1950s Diner Illustration
Photos compliments of Belgraphix
I just completed this rendering for my friend Barry Belotti at Belgraphix Marketing Group in Massachusetts.
Barry designed the logo. I should mention that I used stock models and photography extensively on this project. Art and graphics hanging on the walls was supplied by the client. As a result, I don't take full credit for this as illustration, but rather see it as a problem solved for a client. I used what was available rather than working from scratch whenever possible and thereby reduced labor and cost. This ensured that I could hit the tight deadline. Although I used a lot of stock stuff it did require the skills of an artist to put it all together and have it still look like one cohesive image.
The client has a food truck and wanted a 1950s diner style illustration for a vinyl wrap. What the client originally envisioned was more like the walls of the interior of the diner (Trompe l'oeil style). One of his "must haves" was the stylized bar stools. Unfortunately, there was steel plating around the bottom of the actual truck and there just wasn't room for renderings of full scale stools. The solution we opted for was a more 3D, deep perspective rendering.

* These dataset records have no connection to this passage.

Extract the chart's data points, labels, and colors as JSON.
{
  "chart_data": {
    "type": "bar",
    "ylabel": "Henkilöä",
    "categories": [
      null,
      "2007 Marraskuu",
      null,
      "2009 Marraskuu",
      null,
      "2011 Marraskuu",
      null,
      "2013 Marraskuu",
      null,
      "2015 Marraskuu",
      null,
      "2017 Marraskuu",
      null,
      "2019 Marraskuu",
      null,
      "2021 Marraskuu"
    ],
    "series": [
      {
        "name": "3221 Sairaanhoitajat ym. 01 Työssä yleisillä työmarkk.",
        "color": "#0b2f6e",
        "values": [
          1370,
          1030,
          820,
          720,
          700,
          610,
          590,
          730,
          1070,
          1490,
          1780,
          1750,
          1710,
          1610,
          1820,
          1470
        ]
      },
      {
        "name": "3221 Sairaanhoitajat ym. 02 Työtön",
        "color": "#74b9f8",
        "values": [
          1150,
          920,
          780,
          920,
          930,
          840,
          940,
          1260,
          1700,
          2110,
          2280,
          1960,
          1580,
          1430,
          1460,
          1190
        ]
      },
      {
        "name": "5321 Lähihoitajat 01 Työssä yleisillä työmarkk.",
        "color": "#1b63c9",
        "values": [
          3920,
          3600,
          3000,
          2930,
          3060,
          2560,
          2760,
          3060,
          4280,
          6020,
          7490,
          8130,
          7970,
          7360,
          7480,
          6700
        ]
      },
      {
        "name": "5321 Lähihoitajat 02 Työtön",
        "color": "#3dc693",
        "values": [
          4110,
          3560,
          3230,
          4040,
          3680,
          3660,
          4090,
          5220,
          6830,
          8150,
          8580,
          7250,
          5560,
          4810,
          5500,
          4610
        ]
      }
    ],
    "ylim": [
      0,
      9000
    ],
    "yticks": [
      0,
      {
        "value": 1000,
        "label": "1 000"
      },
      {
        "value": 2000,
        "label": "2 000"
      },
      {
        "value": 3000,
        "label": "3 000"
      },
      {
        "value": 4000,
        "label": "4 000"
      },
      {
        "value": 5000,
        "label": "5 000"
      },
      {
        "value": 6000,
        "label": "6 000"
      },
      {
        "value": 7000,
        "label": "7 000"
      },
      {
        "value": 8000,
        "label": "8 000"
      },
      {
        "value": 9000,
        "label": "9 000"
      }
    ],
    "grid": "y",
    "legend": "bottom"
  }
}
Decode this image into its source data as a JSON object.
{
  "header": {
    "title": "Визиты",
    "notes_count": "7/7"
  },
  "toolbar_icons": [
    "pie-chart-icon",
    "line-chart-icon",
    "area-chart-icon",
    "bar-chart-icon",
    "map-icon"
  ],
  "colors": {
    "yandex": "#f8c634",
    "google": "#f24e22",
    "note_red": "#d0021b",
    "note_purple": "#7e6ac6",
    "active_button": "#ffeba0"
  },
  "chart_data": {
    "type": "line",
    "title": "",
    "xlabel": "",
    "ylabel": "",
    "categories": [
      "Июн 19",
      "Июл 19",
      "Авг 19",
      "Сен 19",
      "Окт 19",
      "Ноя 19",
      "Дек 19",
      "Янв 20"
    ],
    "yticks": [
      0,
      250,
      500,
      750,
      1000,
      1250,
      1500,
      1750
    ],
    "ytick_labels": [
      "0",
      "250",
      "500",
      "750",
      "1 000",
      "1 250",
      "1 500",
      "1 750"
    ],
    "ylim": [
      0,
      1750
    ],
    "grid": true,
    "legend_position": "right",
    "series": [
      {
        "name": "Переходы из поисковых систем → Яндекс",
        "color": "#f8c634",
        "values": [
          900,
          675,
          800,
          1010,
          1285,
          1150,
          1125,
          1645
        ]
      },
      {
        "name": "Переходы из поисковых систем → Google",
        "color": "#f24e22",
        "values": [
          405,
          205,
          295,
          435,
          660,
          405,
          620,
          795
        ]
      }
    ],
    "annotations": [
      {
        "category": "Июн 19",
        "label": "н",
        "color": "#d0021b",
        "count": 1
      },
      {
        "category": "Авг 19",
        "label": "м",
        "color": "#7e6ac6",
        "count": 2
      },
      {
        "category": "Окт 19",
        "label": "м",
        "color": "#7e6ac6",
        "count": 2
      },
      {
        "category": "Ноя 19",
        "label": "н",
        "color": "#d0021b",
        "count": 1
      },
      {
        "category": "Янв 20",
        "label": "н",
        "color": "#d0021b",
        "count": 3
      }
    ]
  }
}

The "exterior" was created with Illustrator with windows for the interior to show through. The waitress peeking out the small window was existing art that the client wanted integrated somehow. She was part of the overlaying Illustrator file. The "interior" was mostly created in Sketchup and rendered and then edited with Photoshop. Some people are stock 3D models, some are retouched stock photography and some are a combination of both. There is a little bit of drawing in Photoshop as well.
I took a pragmatic approach to this and used what was available rather than working from scratch whenever possible. The project had more in common with my architectural renderings of a restaurant I did a few years back than the more art deco style illustrations I'm frequently known for. The project also has some in common with my recent 3D maps, but this project was on a human scale which was nice for a change.
I designed the illustration in such a way that it could be flipped horizontally and used on both sides. Anything with text on it had to be flipped individually as well as a few other adjustments. Even with that extra hassle this method reduced labor and cost dramatically and insured a consistent look.
Barry Belotti (Belgraphix Marketing Group) supplied these photos and Boston Building Wraps did the installation.